In early 2016, AbraPlata emerged victorious paying US 15 million with a 1% royalty and Silver Standard took a 19.9% equity interest in the company. While it was a nasty time in the mining market it was an excellent time to be investing in Argentina. A new administration had been elected. The new President was generally pro-business and wanted to attract investment to the mining sector. The administration abolished export taxes on mineral products, liberalized forex markets and capital in-flows/out-flows and simplified the importation of capital goods. It promised fiscal stability for 30 years and offered accelerated depreciation on capital investments. Add to that the fact the province of Salta is typically rated by the Fraser Institute as the number one mining jurisdiction in Argentina and AbraPlata was in an ideal position.

The company ran a drilling program in 2017 which followed up on the work which had been done on the property since the deposit was discovered in the 1980s. Silver Standard had spent $33 million US and drilled 85,000 meters in 450 drill holes. Substantial metallurgy had also been done.

According to Rob Bruggeman who does Investor Relations for the company the deposit is a high sulfidation epithermal deposit with “zonation” in the deposit. “As fluids entered the volcanics, you first get a gold zone, then gold/silver, silver/gold, and then just silver. Overall, the Oculto Deposit is 71% silver, 29% gold,” said Bruggeman. “There is potential to add both gold and silver resources at depth within Oculto and also from satellite deposits on the 80km2 Diablillos property.”

On March 2, AbraPlata released a Preliminary Economic Assessment (PEA) prepared by RPA in Toronto. The headline number is Production of 9.8 Million Silver Equivalent Ounces Per Year with a CAPEX of $293 million US and a mine life of eight years on current reserves.  This offers a pre-tax internal rate of return of 40.7% and a payback period of 2.9 years.

The biggest hurdle facing AbraPlata is the overburden at Oculto. The company plans an open pit mine but to get to the mineralized rock, 30 million tons of rock would have to be stripped. “But once you in the mineralized material you are in an enriched silver zone with silver equivalent grades over 200 grams per tonne ” said Bruggeman. ” That is very impressive grade for an open pit mine.”

Diablilos is an ambitious project for a $15 million market cap company and AbraPlata is looking for a strategic partner to assist with development expertise and capital. However, the company is also looking to the drill to further improve the economics and extend the mine life. “We recently re-interpreted the historic drill core and the structural geology. We have spotted a high-grade gold zone at the northeast end of the resource pit where a historic hole hit 17 grams per tonne of gold over a 10-metre interval,” said Bruggeman. “We have also begun to test one of the satellite deposits, Fantasma. Most of the satellite deposit have minimal overburden, so we may be able to put them into production first.”

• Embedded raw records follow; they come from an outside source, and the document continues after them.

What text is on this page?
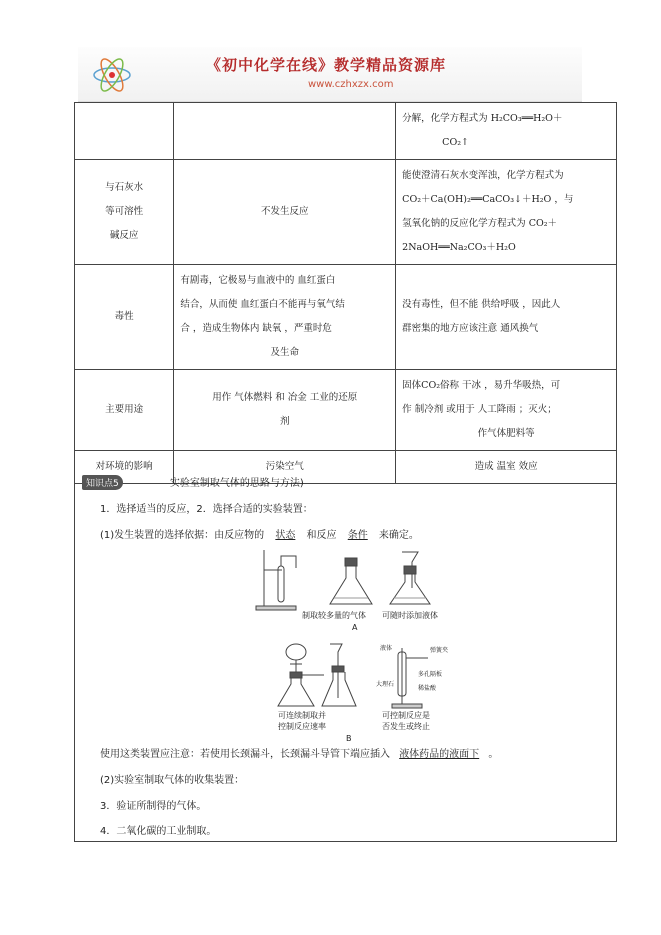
《初中化学在线》教学精品资源库
www.czhxzx.com

		分解，化学方程式为 H₂CO₃══H₂O＋
CO₂↑

与石灰水
等可溶性
碱反应	不发生反应	能使澄清石灰水变浑浊，化学方程式为
CO₂＋Ca(OH)₂══CaCO₃↓＋H₂O ，与
氢氧化钠的反应化学方程式为 CO₂＋
2NaOH══Na₂CO₃＋H₂O

毒性	有剧毒，它极易与血液中的 血红蛋白
结合，从而使 血红蛋白不能再与氧气结
合 ，造成生物体内 缺氧 ，严重时危
及生命	没有毒性，但不能 供给呼吸 ，因此人
群密集的地方应该注意 通风换气

主要用途	用作 气体燃料 和 冶金 工业的还原
剂	固体CO₂俗称 干冰 ，易升华吸热，可
作 制冷剂 或用于 人工降雨 ；灭火；
作气体肥料等

对环境的影响	污染空气	造成 温室 效应
知识点5	实验室制取气体的思路与方法)
1．选择适当的反应，2．选择合适的实验装置：
(1)发生装置的选择依据：由反应物的 状态 和反应 条件 来确定。
制取较多量的气体 可随时添加液体
A
可连续制取并
控制反应速率
液体	弹簧夹
大理石
多孔隔板
稀盐酸
可控制反应是
否发生或终止
B
使用这类装置应注意：若使用长颈漏斗，长颈漏斗导管下端应插入 液体药品的液面下 。
(2)实验室制取气体的收集装置：
3．验证所制得的气体。
4．二氧化碳的工业制取。
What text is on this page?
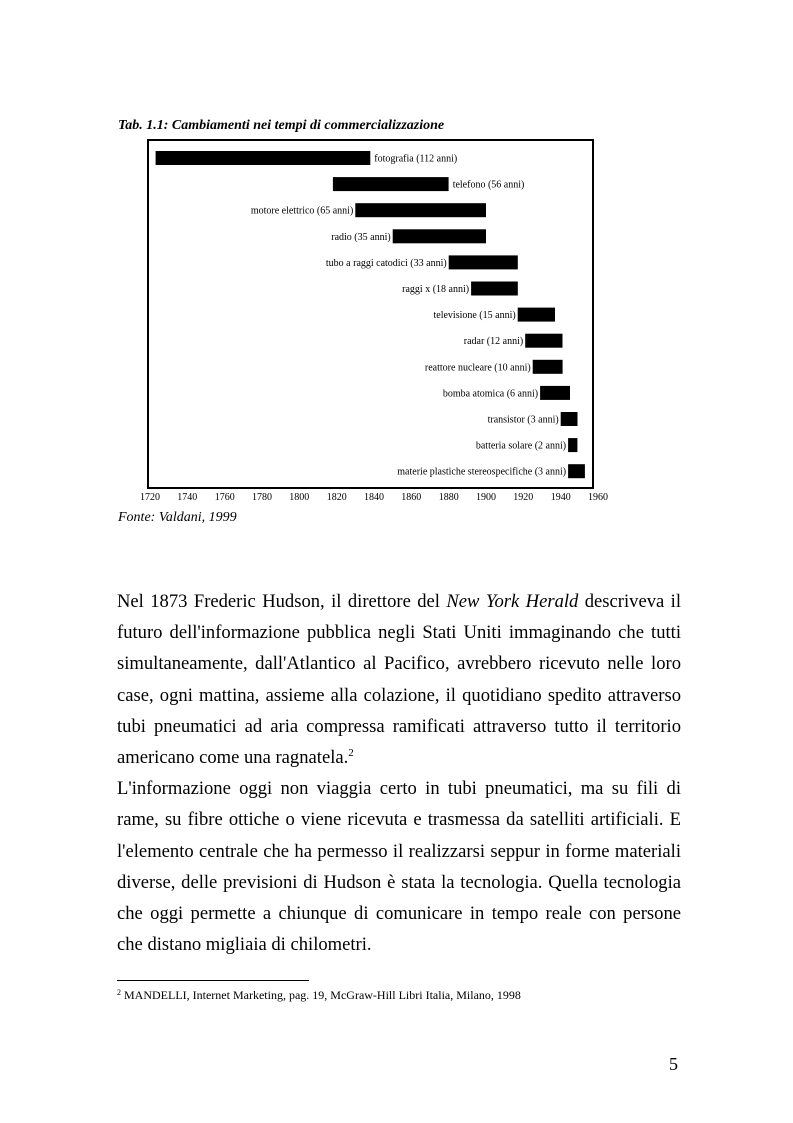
Tab. 1.1: Cambiamenti nei tempi di commercializzazione
fotografia (112 anni)
telefono (56 anni)
motore elettrico (65 anni)
radio (35 anni)
tubo a raggi catodici (33 anni)
raggi x (18 anni)
televisione (15 anni)
radar (12 anni)
reattore nucleare (10 anni)
bomba atomica (6 anni)
transistor (3 anni)
batteria solare (2 anni)
materie plastiche stereospecifiche (3 anni)
1720 1740 1760 1780 1800 1820 1840 1860 1880 1900 1920 1940 1960
Fonte: Valdani, 1999

Nel 1873 Frederic Hudson, il direttore del New York Herald descriveva il futuro dell'informazione pubblica negli Stati Uniti immaginando che tutti simultaneamente, dall'Atlantico al Pacifico, avrebbero ricevuto nelle loro case, ogni mattina, assieme alla colazione, il quotidiano spedito attraverso tubi pneumatici ad aria compressa ramificati attraverso tutto il territorio americano come una ragnatela.$^2$

L'informazione oggi non viaggia certo in tubi pneumatici, ma su fili di rame, su fibre ottiche o viene ricevuta e trasmessa da satelliti artificiali. E l'elemento centrale che ha permesso il realizzarsi seppur in forme materiali diverse, delle previsioni di Hudson è stata la tecnologia. Quella tecnologia che oggi permette a chiunque di comunicare in tempo reale con persone che distano migliaia di chilometri.

$^2$ MANDELLI, Internet Marketing, pag. 19, McGraw-Hill Libri Italia, Milano, 1998
5
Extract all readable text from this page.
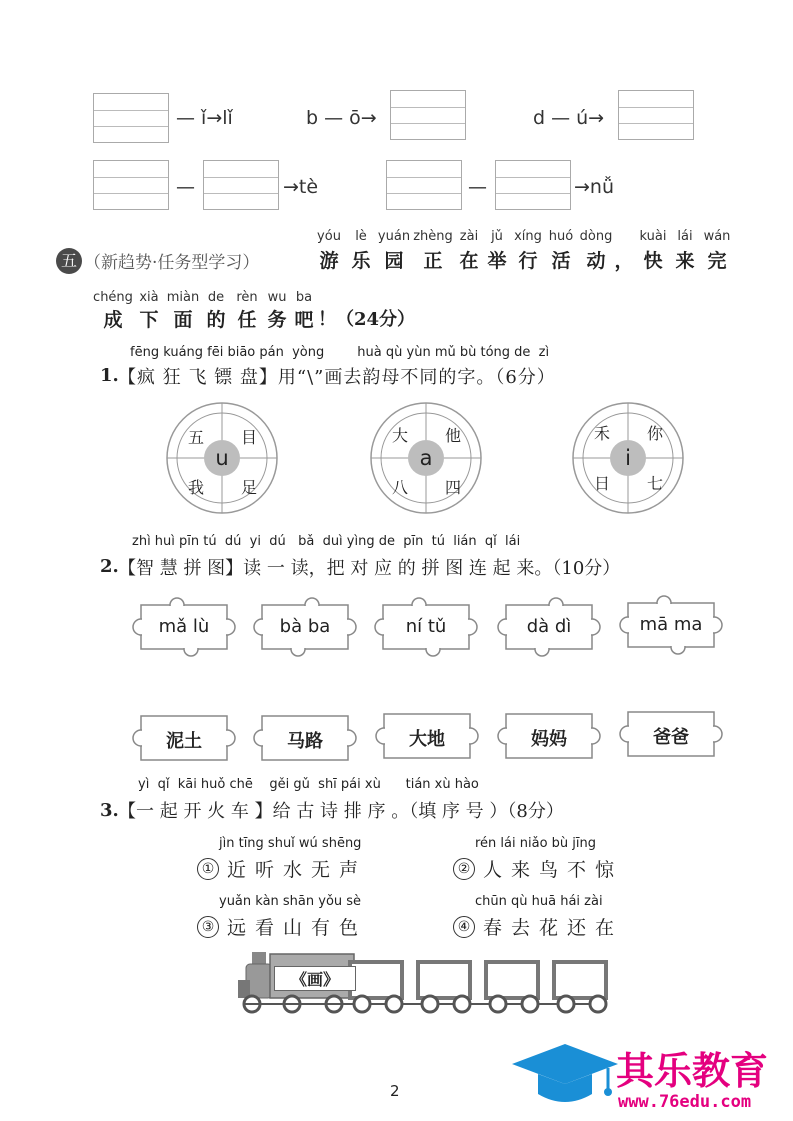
— ǐ→lǐ	b — ō→	d — ú→
—	→tè	—	→nǚ
五 （新趋势·任务型学习）
yóu
游
lè
乐
yuán
园
zhèng
正
zài
在
jǔ
举
xíng
行
huó
活
dòng
动 ，
kuài
快
lái
来
wán
完
chéng
成
xià
下
miàn
面
de
的
rèn
任
wu
务
ba
吧 ！（24分）
fēng kuáng fēi biāo pán  yòng        huà qù yùn mǔ bù tóng de  zì
1. 【疯 狂 飞 镖 盘】用“\”画去韵母不同的字。（6分）
u
五 目
我 足
a
大 他
八 四
i
禾 你
日 七
zhì huì pīn tú  dú  yi  dú   bǎ  duì yìng de  pīn  tú  lián  qǐ  lái
2. 【智 慧 拼 图】读 一 读，把 对 应 的 拼 图 连 起 来。（10分）
mǎ lù	bà ba	ní tǔ	dà dì	mā ma
泥土	马路	大地	妈妈	爸爸
yì  qǐ  kāi huǒ chē    gěi gǔ  shī pái xù      tián xù hào
3. 【一 起 开 火 车 】给 古 诗 排 序 。（填 序 号 ）（8分）
jìn tīng shuǐ wú shēng
① 近听水无声
rén lái niǎo bù jīng
② 人来鸟不惊
yuǎn kàn shān yǒu sè
③ 远看山有色
chūn qù huā hái zài
④ 春去花还在
《画》
2	其乐教育
www.76edu.com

Looking forward, Bruggeman sees three areas for the company to focus on. “We want to look within the PEA pit shell. We know there are gaps in the drilling and we want to fill those gaps because they were treated as waste in the PEA despite containing mineralization. Second, we’ll drill deeper to test the extent of the high-grade gold zones. Third, we will be testing and drilling the shallow, satellite deposits,” said Bruggeman. “We are working on an aggressive timeline. We would like to be fully permitted and construction-ready by the end of 2019.”

“AbraPlata has a very strong team in Argentina,” said Bruggeman. “They are strong technically and they are very well connected in the country.”

That team will be working towards a pre-feasibility study which Bruggeman anticipates before the end of 2018. Having a pre-feasibility study in place will de-risk the project substantially and make it all the more attractive for a strategic or joint venture partner.

At time of writing AbraPlata was trading at $0.21 with 58,930,333 shares outstanding for a market cap of $16,398,118.